Un tragico incidente stradale ha colpito la comunità di Montecorice, nel profondo sud della Campania, portando via la vita di due giovani fidanzati. Michele Pirozzi, di 29 anni, e Maria Magliocco, di 24 anni, originari di Capaccio-Paestum, sono deceduti dopo una drammatica caduta che ha visto la loro auto precipitare in una scarpata sul litorale Cilentano.
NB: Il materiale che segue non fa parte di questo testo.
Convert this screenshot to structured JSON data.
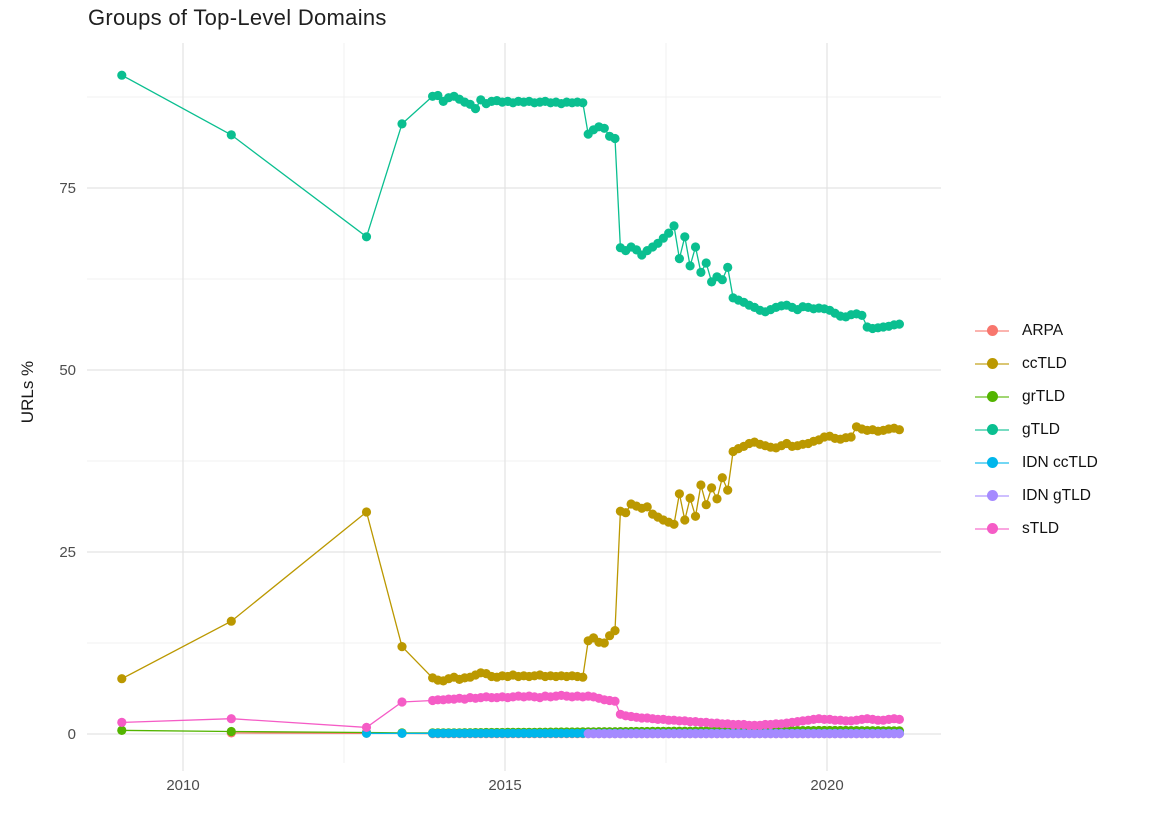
{
  "title": "Groups of Top-Level Domains",
  "y_axis": {
    "label": "URLs %",
    "major_ticks": [
      0,
      25,
      50,
      75
    ],
    "minor_ticks": [
      12.5,
      37.5,
      62.5,
      87.5
    ]
  },
  "x_axis": {
    "major_ticks": [
      2010,
      2015,
      2020
    ],
    "minor_ticks": [
      2012.5,
      2017.5
    ]
  },
  "colors": {
    "major_grid": "#e3e3e3",
    "minor_grid": "#f0f0f0",
    "tick_text": "#4d4d4d",
    "title_text": "#1f1f1f"
  },
  "chart_data": {
    "type": "scatter",
    "title": "Groups of Top-Level Domains",
    "xlabel": "",
    "ylabel": "URLs %",
    "xlim": [
      2008.45,
      2021.8
    ],
    "ylim": [
      -4.5,
      94.8
    ],
    "grid": true,
    "legend_position": "right",
    "x_unit": "year",
    "dense_x": {
      "start": 2013.875,
      "step": 0.083333,
      "count": 88
    },
    "series": [
      {
        "name": "ARPA",
        "color": "#F8766D",
        "sparse": [
          [
            2010.75,
            0.15
          ],
          [
            2012.85,
            0.1
          ],
          [
            2013.4,
            0.1
          ]
        ],
        "dense_const": 0.05,
        "dense_from": 0
      },
      {
        "name": "ccTLD",
        "color": "#BB9800",
        "sparse": [
          [
            2009.05,
            7.6
          ],
          [
            2010.75,
            15.5
          ],
          [
            2012.85,
            30.5
          ],
          [
            2013.4,
            12.0
          ]
        ],
        "dense": [
          7.7,
          7.4,
          7.3,
          7.6,
          7.8,
          7.5,
          7.7,
          7.8,
          8.1,
          8.4,
          8.3,
          7.9,
          7.8,
          8.0,
          7.9,
          8.1,
          7.9,
          8.0,
          7.9,
          8.0,
          8.1,
          7.9,
          8.0,
          7.9,
          8.0,
          7.9,
          8.0,
          7.9,
          7.8,
          12.8,
          13.2,
          12.6,
          12.5,
          13.5,
          14.2,
          30.6,
          30.4,
          31.6,
          31.3,
          31.0,
          31.2,
          30.2,
          29.8,
          29.4,
          29.1,
          28.8,
          33.0,
          29.4,
          32.4,
          29.9,
          34.2,
          31.5,
          33.8,
          32.3,
          35.2,
          33.5,
          38.8,
          39.2,
          39.5,
          39.9,
          40.1,
          39.8,
          39.6,
          39.4,
          39.3,
          39.6,
          39.9,
          39.5,
          39.6,
          39.8,
          39.9,
          40.2,
          40.4,
          40.8,
          40.9,
          40.6,
          40.5,
          40.7,
          40.8,
          42.2,
          41.9,
          41.7,
          41.8,
          41.6,
          41.7,
          41.9,
          42.0,
          41.8
        ]
      },
      {
        "name": "grTLD",
        "color": "#53B400",
        "sparse": [
          [
            2009.05,
            0.5
          ],
          [
            2010.75,
            0.35
          ],
          [
            2012.85,
            0.2
          ],
          [
            2013.4,
            0.15
          ]
        ],
        "dense": [
          0.15,
          0.15,
          0.16,
          0.16,
          0.17,
          0.17,
          0.18,
          0.18,
          0.19,
          0.19,
          0.2,
          0.2,
          0.21,
          0.21,
          0.22,
          0.22,
          0.23,
          0.23,
          0.24,
          0.24,
          0.25,
          0.25,
          0.26,
          0.26,
          0.27,
          0.27,
          0.28,
          0.28,
          0.29,
          0.3,
          0.3,
          0.31,
          0.31,
          0.32,
          0.32,
          0.33,
          0.33,
          0.34,
          0.34,
          0.35,
          0.35,
          0.36,
          0.36,
          0.37,
          0.37,
          0.38,
          0.38,
          0.39,
          0.39,
          0.4,
          0.4,
          0.41,
          0.41,
          0.42,
          0.42,
          0.43,
          0.43,
          0.43,
          0.44,
          0.44,
          0.44,
          0.45,
          0.45,
          0.45,
          0.45,
          0.46,
          0.46,
          0.46,
          0.47,
          0.47,
          0.47,
          0.47,
          0.48,
          0.48,
          0.48,
          0.48,
          0.48,
          0.48,
          0.47,
          0.47,
          0.46,
          0.46,
          0.45,
          0.45,
          0.44,
          0.44,
          0.43,
          0.42
        ]
      },
      {
        "name": "gTLD",
        "color": "#0ABF90",
        "sparse": [
          [
            2009.05,
            90.5
          ],
          [
            2010.75,
            82.3
          ],
          [
            2012.85,
            68.3
          ],
          [
            2013.4,
            83.8
          ]
        ],
        "dense": [
          87.6,
          87.7,
          86.9,
          87.4,
          87.6,
          87.2,
          86.8,
          86.5,
          85.9,
          87.1,
          86.6,
          86.9,
          87.0,
          86.8,
          86.9,
          86.7,
          86.9,
          86.8,
          86.9,
          86.7,
          86.8,
          86.9,
          86.7,
          86.8,
          86.6,
          86.8,
          86.7,
          86.8,
          86.7,
          82.4,
          83.0,
          83.4,
          83.2,
          82.1,
          81.8,
          66.8,
          66.4,
          66.9,
          66.5,
          65.8,
          66.4,
          66.9,
          67.4,
          68.1,
          68.8,
          69.8,
          65.3,
          68.3,
          64.3,
          66.9,
          63.4,
          64.7,
          62.1,
          62.8,
          62.4,
          64.1,
          59.9,
          59.6,
          59.3,
          58.9,
          58.6,
          58.2,
          58.0,
          58.3,
          58.6,
          58.8,
          58.9,
          58.6,
          58.3,
          58.7,
          58.6,
          58.4,
          58.5,
          58.4,
          58.2,
          57.8,
          57.4,
          57.3,
          57.6,
          57.7,
          57.5,
          55.9,
          55.7,
          55.8,
          55.9,
          56.0,
          56.2,
          56.3
        ]
      },
      {
        "name": "IDN ccTLD",
        "color": "#00B6EB",
        "sparse": [
          [
            2012.85,
            0.1
          ],
          [
            2013.4,
            0.08
          ]
        ],
        "dense_const": 0.1,
        "dense_from": 0
      },
      {
        "name": "IDN gTLD",
        "color": "#A58AFF",
        "sparse": [],
        "dense_const": 0.05,
        "dense_from": 29
      },
      {
        "name": "sTLD",
        "color": "#F55CC6",
        "sparse": [
          [
            2009.05,
            1.6
          ],
          [
            2010.75,
            2.1
          ],
          [
            2012.85,
            0.9
          ],
          [
            2013.4,
            4.4
          ]
        ],
        "dense": [
          4.6,
          4.7,
          4.7,
          4.8,
          4.8,
          4.9,
          4.8,
          5.0,
          4.9,
          5.0,
          5.1,
          5.0,
          5.0,
          5.1,
          5.0,
          5.1,
          5.2,
          5.1,
          5.2,
          5.1,
          5.0,
          5.2,
          5.1,
          5.2,
          5.3,
          5.2,
          5.1,
          5.2,
          5.1,
          5.2,
          5.1,
          4.9,
          4.7,
          4.6,
          4.5,
          2.7,
          2.5,
          2.4,
          2.3,
          2.2,
          2.2,
          2.1,
          2.0,
          2.0,
          1.9,
          1.9,
          1.8,
          1.8,
          1.7,
          1.7,
          1.6,
          1.6,
          1.5,
          1.5,
          1.4,
          1.4,
          1.3,
          1.3,
          1.3,
          1.2,
          1.2,
          1.2,
          1.3,
          1.3,
          1.4,
          1.4,
          1.5,
          1.6,
          1.7,
          1.8,
          1.9,
          2.0,
          2.1,
          2.0,
          2.0,
          1.9,
          1.9,
          1.8,
          1.8,
          1.9,
          2.0,
          2.1,
          2.0,
          1.9,
          1.9,
          2.0,
          2.1,
          2.0
        ]
      }
    ],
    "legend_items": [
      "ARPA",
      "ccTLD",
      "grTLD",
      "gTLD",
      "IDN ccTLD",
      "IDN gTLD",
      "sTLD"
    ]
  }
}
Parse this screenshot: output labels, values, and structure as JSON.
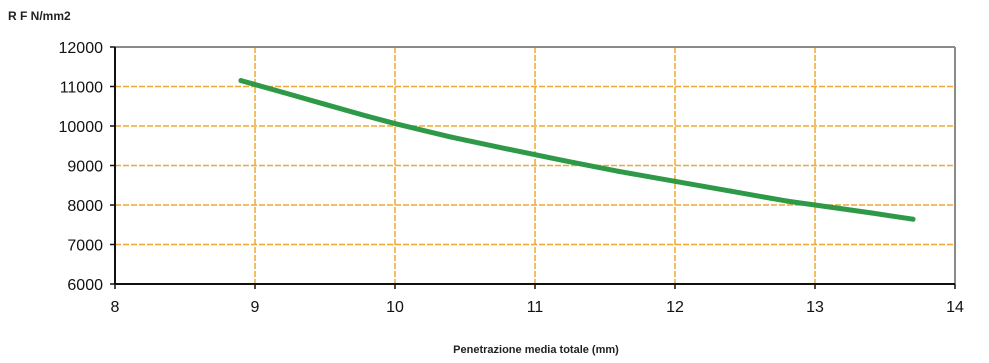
{
  "chart_data": {
    "type": "line",
    "title": "",
    "ylabel": "R F N/mm2",
    "xlabel": "Penetrazione media totale (mm)",
    "xlim": [
      8,
      14
    ],
    "ylim": [
      6000,
      12000
    ],
    "xticks": [
      8,
      9,
      10,
      11,
      12,
      13,
      14
    ],
    "yticks": [
      6000,
      7000,
      8000,
      9000,
      10000,
      11000,
      12000
    ],
    "xtick_labels": [
      "8",
      "9",
      "10",
      "11",
      "12",
      "13",
      "14"
    ],
    "ytick_labels": [
      "6000",
      "7000",
      "8000",
      "9000",
      "10000",
      "11000",
      "12000"
    ],
    "grid": true,
    "grid_color": "#F0A830",
    "line_color": "#2E9A48",
    "series": [
      {
        "x": [
          8.9,
          9.2,
          9.5,
          9.8,
          10.0,
          10.4,
          10.8,
          11.2,
          11.6,
          12.0,
          12.4,
          12.8,
          13.0,
          13.4,
          13.7
        ],
        "values": [
          11150,
          10850,
          10550,
          10250,
          10060,
          9720,
          9420,
          9130,
          8850,
          8600,
          8350,
          8100,
          8000,
          7800,
          7640
        ]
      }
    ]
  }
}
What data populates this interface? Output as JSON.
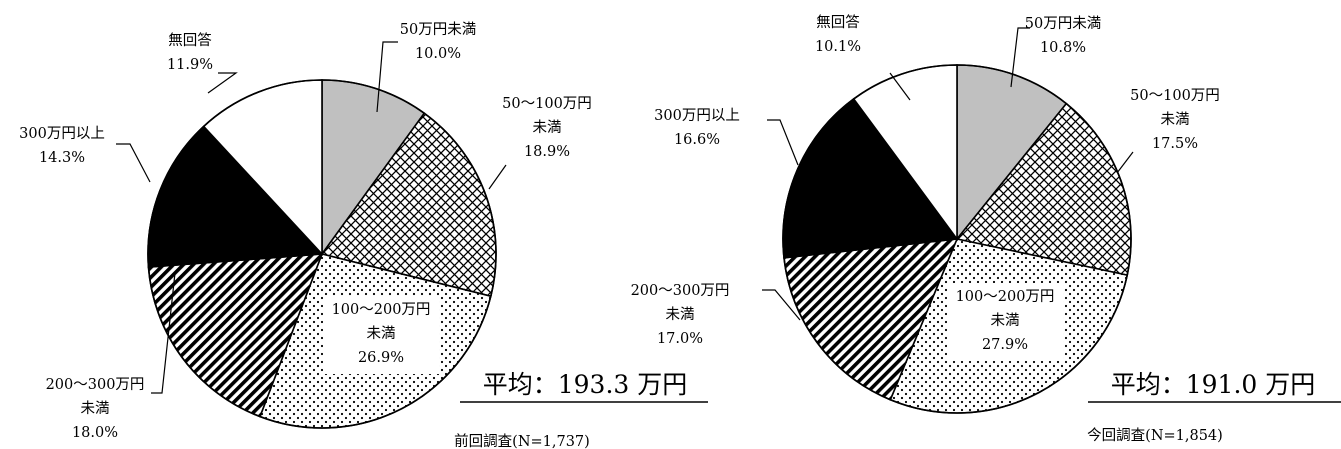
{
  "chart_data": [
    {
      "type": "pie",
      "unit": "%",
      "slices": [
        {
          "label": [
            "50万円未満"
          ],
          "value": 10.0,
          "value_text": "10.0%",
          "pattern": "gray"
        },
        {
          "label": [
            "50～100万円",
            "未満"
          ],
          "value": 18.9,
          "value_text": "18.9%",
          "pattern": "crosshatch"
        },
        {
          "label": [
            "100～200万円",
            "未満"
          ],
          "value": 26.9,
          "value_text": "26.9%",
          "pattern": "dots"
        },
        {
          "label": [
            "200～300万円",
            "未満"
          ],
          "value": 18.0,
          "value_text": "18.0%",
          "pattern": "diagonal"
        },
        {
          "label": [
            "300万円以上"
          ],
          "value": 14.3,
          "value_text": "14.3%",
          "pattern": "black"
        },
        {
          "label": [
            "無回答"
          ],
          "value": 11.9,
          "value_text": "11.9%",
          "pattern": "white"
        }
      ],
      "average": "平均：193.3 万円",
      "note": "前回調査(N=1,737)"
    },
    {
      "type": "pie",
      "unit": "%",
      "slices": [
        {
          "label": [
            "50万円未満"
          ],
          "value": 10.8,
          "value_text": "10.8%",
          "pattern": "gray"
        },
        {
          "label": [
            "50～100万円",
            "未満"
          ],
          "value": 17.5,
          "value_text": "17.5%",
          "pattern": "crosshatch"
        },
        {
          "label": [
            "100～200万円",
            "未満"
          ],
          "value": 27.9,
          "value_text": "27.9%",
          "pattern": "dots"
        },
        {
          "label": [
            "200～300万円",
            "未満"
          ],
          "value": 17.0,
          "value_text": "17.0%",
          "pattern": "diagonal"
        },
        {
          "label": [
            "300万円以上"
          ],
          "value": 16.6,
          "value_text": "16.6%",
          "pattern": "black"
        },
        {
          "label": [
            "無回答"
          ],
          "value": 10.1,
          "value_text": "10.1%",
          "pattern": "white"
        }
      ],
      "average": "平均：191.0 万円",
      "note": "今回調査(N=1,854)"
    }
  ],
  "colors": {
    "gray": "#c0c0c0",
    "black": "#000000",
    "white": "#ffffff",
    "line": "#000000"
  }
}
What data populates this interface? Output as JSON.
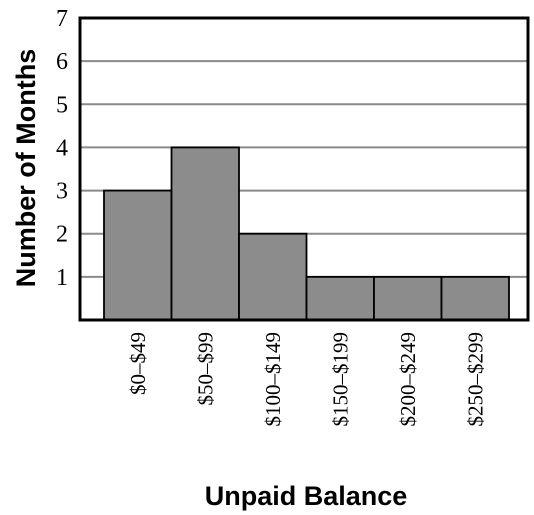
{
  "chart_data": {
    "type": "bar",
    "title": "",
    "xlabel": "Unpaid Balance",
    "ylabel": "Number of Months",
    "categories": [
      "$0–$49",
      "$50–$99",
      "$100–$149",
      "$150–$199",
      "$200–$249",
      "$250–$299"
    ],
    "values": [
      3,
      4,
      2,
      1,
      1,
      1
    ],
    "ylim": [
      0,
      7
    ],
    "yticks": [
      "1",
      "2",
      "3",
      "4",
      "5",
      "6",
      "7"
    ],
    "grid": true,
    "bar_color": "#8c8c8c",
    "grid_color": "#8a8a8a"
  }
}
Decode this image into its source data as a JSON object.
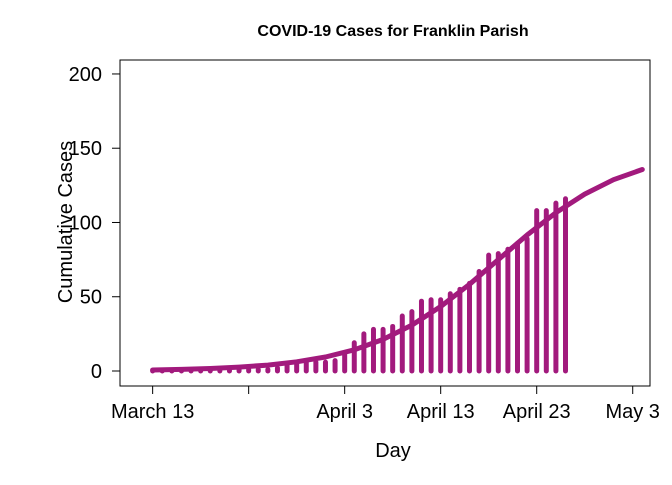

La tragedia si è consumata nella tarda serata di venerdì 13, in località Ripe Rosse. Secondo le prime ricostruzioni, Michele e Maria stavano rientrando a casa dopo aver trascorso una serata insieme. Mentre viaggiavano a bordo di una Volkswagen Polo, l’auto si è scontrata con un’altra vettura, una Citroën Jumper, perdendo il controllo. L’impatto è stato devastante: l’auto ha sfondato il guardrail e, in un volo che ha dell’incredibile, è precipitata per circa 200 metri in una scarpata a picco sul mare, rotolando più volte prima di fermarsi sugli scogli.
Durante la caduta, entrambi i giovani sarebbero stati sbalzati fuori dall’abitacolo, rendendo subito chiaro che la situazione era critica. Il conducente dell’altro veicolo coinvolto nell’incidente è rimasto lievemente ferito, ricevendo assistenza sul posto dal personale sanitario del 118.
Le operazioni di soccorso hanno rappresentato una vera e propria sfida per i vigili del fuoco e le forze dell’ordine intervenute. La scarpata era difficile da raggiungere, soprattutto a causa dell’oscurità che avvolgeva la zona. È stato mobilitato un team di esperti sommozzatori provenienti da Napoli, supportati da un’autogru e da un elicottero del servizio di elisoccorso. I soccorritori hanno lavorato incessantemente sia dal mare che dall’alto per cercare di individuare i corpi tra gli scogli.
Il lavoro dei soccorritori è stato reso ancora più complesso dalla necessità di utilizzare tecniche specifiche per il recupero in zone impervie. Nonostante gli sforzi, il tempo passava e la speranza di trovare i due giovani vivi si affievoliva rapidamente.
La notizia dell’incidente ha scosso profondamente la comunità locale. Familiari e amici delle vittime si sono radunati sul luogo della tragedia, visibilmente provati e inconsolabili. Tra di loro, il fratello di Maria ha partecipato attivamente alle ricerche in mare con un’imbarcazione da pesca, in un tentativo disperato di trovare la sorella e il suo fidanzato. La perdita di due giovani così promettenti ha lasciato un vuoto enorme e incolmabile.
Sulla dinamica dell’incidente stanno indagando i carabinieri della Compagnia di Agropoli, cercando di chiarire le cause esatte di questo dramma.